As the pick was sent away it was revealed that several top prospects refused to participate in pre-draft workouts with the Jazz. This may not have had a direct influence on the decision to trade away the pick, as none of the Jazz first round picks from 2012 through 2014 worked out for the team. The Jazz’ 2015 pick Trey Lyles was expected to be selected lower, but was able to prove himself at the Jazz workout and earn a higher selection.

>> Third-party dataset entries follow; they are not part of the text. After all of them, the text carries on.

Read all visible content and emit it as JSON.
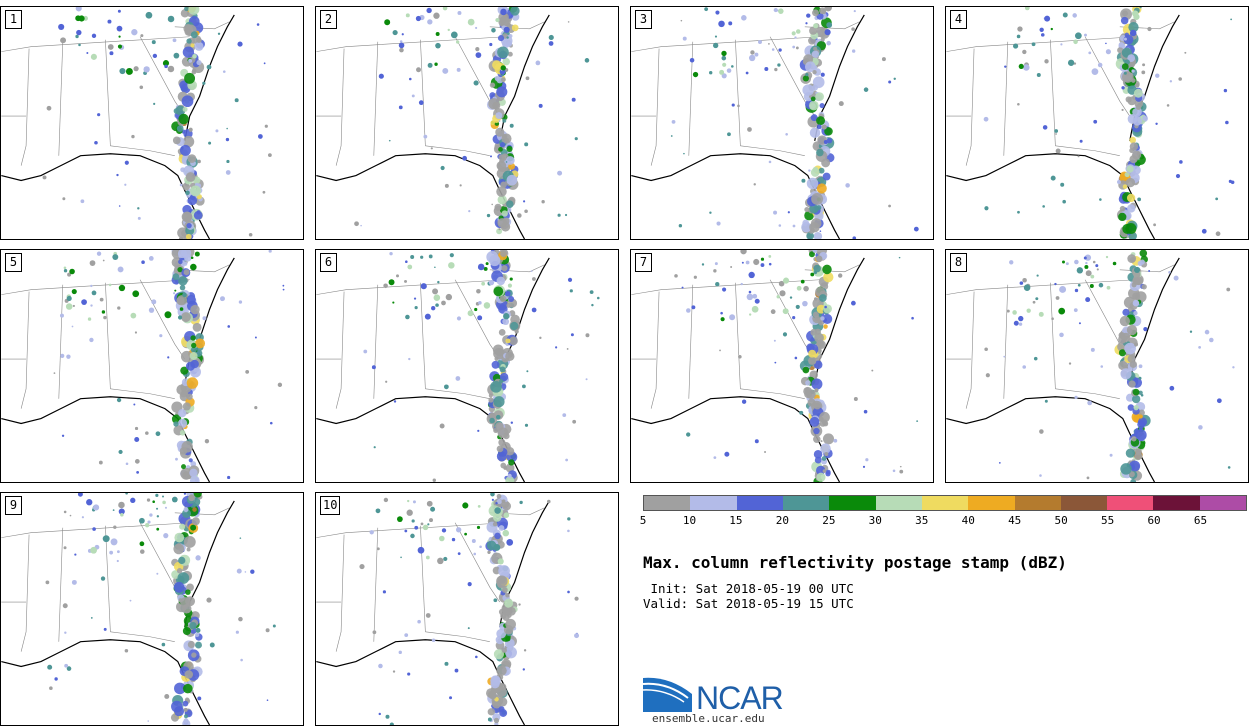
{
  "panels": [
    {
      "label": "1"
    },
    {
      "label": "2"
    },
    {
      "label": "3"
    },
    {
      "label": "4"
    },
    {
      "label": "5"
    },
    {
      "label": "6"
    },
    {
      "label": "7"
    },
    {
      "label": "8"
    },
    {
      "label": "9"
    },
    {
      "label": "10"
    }
  ],
  "colorbar": {
    "colors": [
      "#a0a0a0",
      "#b3bbe8",
      "#5264d6",
      "#4e9696",
      "#0a8a0a",
      "#b7dcb7",
      "#efdb60",
      "#eeab22",
      "#b47b2e",
      "#8b5738",
      "#ef5078",
      "#6c1238",
      "#ad4ca6"
    ],
    "ticks": [
      "5",
      "10",
      "15",
      "20",
      "25",
      "30",
      "35",
      "40",
      "45",
      "50",
      "55",
      "60",
      "65"
    ]
  },
  "title": "Max. column reflectivity postage stamp (dBZ)",
  "init": " Init: Sat 2018-05-19 00 UTC",
  "valid": "Valid: Sat 2018-05-19 15 UTC",
  "logo": {
    "text": "NCAR",
    "site": "ensemble.ucar.edu"
  }
}
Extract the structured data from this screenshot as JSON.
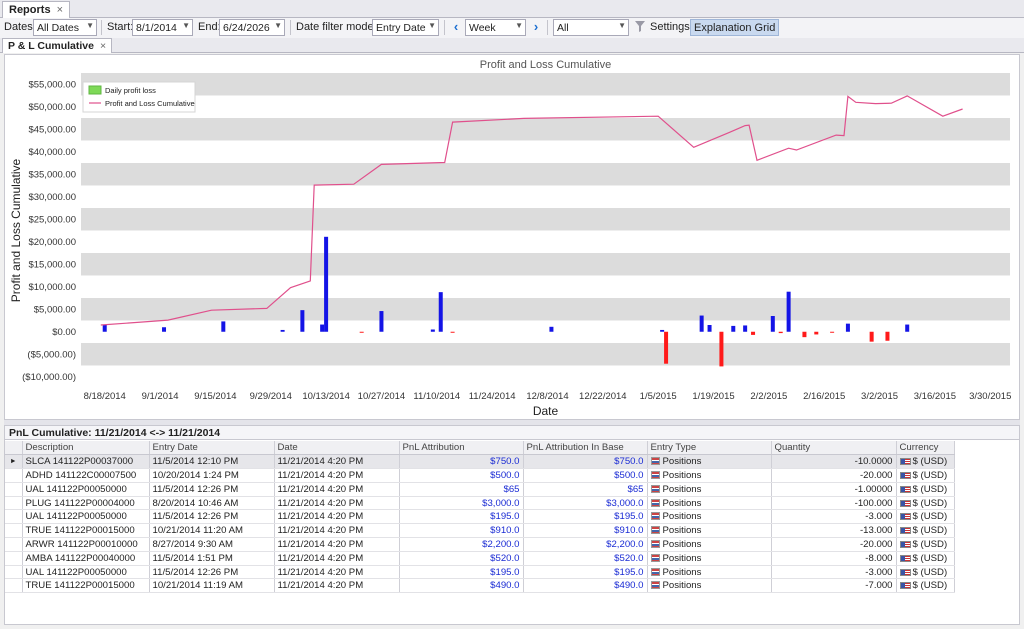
{
  "tabs": {
    "reports": "Reports",
    "pnl": "P & L Cumulative",
    "close": "×"
  },
  "toolbar": {
    "dates_label": "Dates:",
    "dates_value": "All Dates",
    "start_label": "Start:",
    "start_value": "8/1/2014",
    "end_label": "End:",
    "end_value": "6/24/2026",
    "mode_label": "Date filter mode:",
    "mode_value": "Entry Date",
    "period_value": "Week",
    "filter_value": "All",
    "settings_label": "Settings",
    "explanation_label": "Explanation Grid",
    "prev_icon": "‹",
    "next_icon": "›"
  },
  "chart_data": {
    "type": "bar+line",
    "title": "Profit and Loss Cumulative",
    "xlabel": "Date",
    "ylabel": "Profit and Loss Cumulative",
    "legend": [
      "Daily profit loss",
      "Profit and Loss Cumulative"
    ],
    "legend_placement": "top-left",
    "ylim": [
      -12500,
      57500
    ],
    "yticks": [
      "$55,000.00",
      "$50,000.00",
      "$45,000.00",
      "$40,000.00",
      "$35,000.00",
      "$30,000.00",
      "$25,000.00",
      "$20,000.00",
      "$15,000.00",
      "$10,000.00",
      "$5,000.00",
      "$0.00",
      "($5,000.00)",
      "($10,000.00)"
    ],
    "ytick_values": [
      55000,
      50000,
      45000,
      40000,
      35000,
      30000,
      25000,
      20000,
      15000,
      10000,
      5000,
      0,
      -5000,
      -10000
    ],
    "xticks": [
      "8/18/2014",
      "9/1/2014",
      "9/15/2014",
      "9/29/2014",
      "10/13/2014",
      "10/27/2014",
      "11/10/2014",
      "11/24/2014",
      "12/8/2014",
      "12/22/2014",
      "1/5/2015",
      "1/19/2015",
      "2/2/2015",
      "2/16/2015",
      "3/2/2015",
      "3/16/2015",
      "3/30/2015"
    ],
    "xtick_days": [
      0,
      14,
      28,
      42,
      56,
      70,
      84,
      98,
      112,
      126,
      140,
      154,
      168,
      182,
      196,
      210,
      224
    ],
    "x_range_days": [
      -6,
      229
    ],
    "line": [
      [
        -1,
        1500
      ],
      [
        10,
        2200
      ],
      [
        16,
        2600
      ],
      [
        27,
        4800
      ],
      [
        41,
        5200
      ],
      [
        47,
        9800
      ],
      [
        52,
        11300
      ],
      [
        53,
        32600
      ],
      [
        63,
        32800
      ],
      [
        70,
        37200
      ],
      [
        86,
        37600
      ],
      [
        88,
        46600
      ],
      [
        106,
        47400
      ],
      [
        140,
        47900
      ],
      [
        149,
        41000
      ],
      [
        158,
        44300
      ],
      [
        162,
        45800
      ],
      [
        163,
        45900
      ],
      [
        165,
        38100
      ],
      [
        173,
        40800
      ],
      [
        175,
        40400
      ],
      [
        185,
        43700
      ],
      [
        187,
        43600
      ],
      [
        188,
        52300
      ],
      [
        190,
        51000
      ],
      [
        195,
        50700
      ],
      [
        199,
        50800
      ],
      [
        203,
        52400
      ],
      [
        212,
        47900
      ],
      [
        217,
        49500
      ]
    ],
    "bars": [
      [
        0,
        1500,
        "blue"
      ],
      [
        15,
        1000,
        "blue"
      ],
      [
        30,
        2300,
        "blue"
      ],
      [
        45,
        400,
        "blue"
      ],
      [
        50,
        4800,
        "blue"
      ],
      [
        55,
        1600,
        "blue"
      ],
      [
        56,
        21100,
        "blue"
      ],
      [
        65,
        -200,
        "red"
      ],
      [
        70,
        4600,
        "blue"
      ],
      [
        83,
        500,
        "blue"
      ],
      [
        85,
        8800,
        "blue"
      ],
      [
        88,
        -100,
        "red"
      ],
      [
        113,
        1100,
        "blue"
      ],
      [
        141,
        400,
        "blue"
      ],
      [
        142,
        -7100,
        "red"
      ],
      [
        151,
        3600,
        "blue"
      ],
      [
        153,
        1500,
        "blue"
      ],
      [
        156,
        -7700,
        "red"
      ],
      [
        159,
        1300,
        "blue"
      ],
      [
        162,
        1400,
        "blue"
      ],
      [
        164,
        -700,
        "red"
      ],
      [
        169,
        3500,
        "blue"
      ],
      [
        171,
        -300,
        "red"
      ],
      [
        173,
        8900,
        "blue"
      ],
      [
        177,
        -1200,
        "red"
      ],
      [
        180,
        -600,
        "red"
      ],
      [
        184,
        -200,
        "red"
      ],
      [
        188,
        1800,
        "blue"
      ],
      [
        194,
        -2200,
        "red"
      ],
      [
        198,
        -2000,
        "red"
      ],
      [
        203,
        1600,
        "blue"
      ]
    ]
  },
  "grid": {
    "title": "PnL Cumulative: 11/21/2014 <-> 11/21/2014",
    "row_indicator": "►",
    "columns": [
      "Description",
      "Entry Date",
      "Date",
      "PnL Attribution",
      "PnL Attribution In Base",
      "Entry Type",
      "Quantity",
      "Currency"
    ],
    "rows": [
      [
        "SLCA  141122P00037000",
        "11/5/2014 12:10 PM",
        "11/21/2014 4:20 PM",
        "$750.0",
        "$750.0",
        "Positions",
        "-10.0000",
        "$ (USD)"
      ],
      [
        "ADHD  141122C00007500",
        "10/20/2014 1:24 PM",
        "11/21/2014 4:20 PM",
        "$500.0",
        "$500.0",
        "Positions",
        "-20.000",
        "$ (USD)"
      ],
      [
        "UAL  141122P00050000",
        "11/5/2014 12:26 PM",
        "11/21/2014 4:20 PM",
        "$65",
        "$65",
        "Positions",
        "-1.00000",
        "$ (USD)"
      ],
      [
        "PLUG  141122P00004000",
        "8/20/2014 10:46 AM",
        "11/21/2014 4:20 PM",
        "$3,000.0",
        "$3,000.0",
        "Positions",
        "-100.000",
        "$ (USD)"
      ],
      [
        "UAL  141122P00050000",
        "11/5/2014 12:26 PM",
        "11/21/2014 4:20 PM",
        "$195.0",
        "$195.0",
        "Positions",
        "-3.000",
        "$ (USD)"
      ],
      [
        "TRUE  141122P00015000",
        "10/21/2014 11:20 AM",
        "11/21/2014 4:20 PM",
        "$910.0",
        "$910.0",
        "Positions",
        "-13.000",
        "$ (USD)"
      ],
      [
        "ARWR  141122P00010000",
        "8/27/2014 9:30 AM",
        "11/21/2014 4:20 PM",
        "$2,200.0",
        "$2,200.0",
        "Positions",
        "-20.000",
        "$ (USD)"
      ],
      [
        "AMBA  141122P00040000",
        "11/5/2014 1:51 PM",
        "11/21/2014 4:20 PM",
        "$520.0",
        "$520.0",
        "Positions",
        "-8.000",
        "$ (USD)"
      ],
      [
        "UAL  141122P00050000",
        "11/5/2014 12:26 PM",
        "11/21/2014 4:20 PM",
        "$195.0",
        "$195.0",
        "Positions",
        "-3.000",
        "$ (USD)"
      ],
      [
        "TRUE  141122P00015000",
        "10/21/2014 11:19 AM",
        "11/21/2014 4:20 PM",
        "$490.0",
        "$490.0",
        "Positions",
        "-7.000",
        "$ (USD)"
      ]
    ]
  }
}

In the modern NBA draft player’s agents have a large say in what teams players work out for, and they can often use this to attempt to manipulate where their player goes in the draft. While some agents fight for the highest pick- and the most guaranteed money- others focus on the profile of the team when considering future endorsement deals, and the potential for the player to receive playing time immediately. While clear top picks like Brandon Ingram and Ben Simmons will be immediate impact players, the career paths of those selected later in the first round can often be decided by the position depth and player age on the drafting team.

Brandon Ingram

Lance King/Getty Images

For agents the optimal landing spot is a large market franchise with either the opportunity to compete for an immediate starting spot, or to become the heir apparent behind a retiring superstar. A nightmare situation would be a small market team with a solidified starting lineup of young talented players, which is what the Utah Jazz have put together right now. While close to the playoffs last year, Salt Lake is yet to become a winning destination, and the city itself is not on most young players top ten lists. Jazz vice president of player development Walt Perrin noted that agents are being very selective in where they’re sending guys” this year, and attributes this to “their agency, they don’t see a starting spot for (their players).” He would not name which prospects refused invitations.

This year the Jazz can stop worrying about agents preferences as they no longer hold a first round pick. The team has three selections in the second round at 42, 52 and 60, where agents are focused more on getting their player drafted than trying to find the perfect location.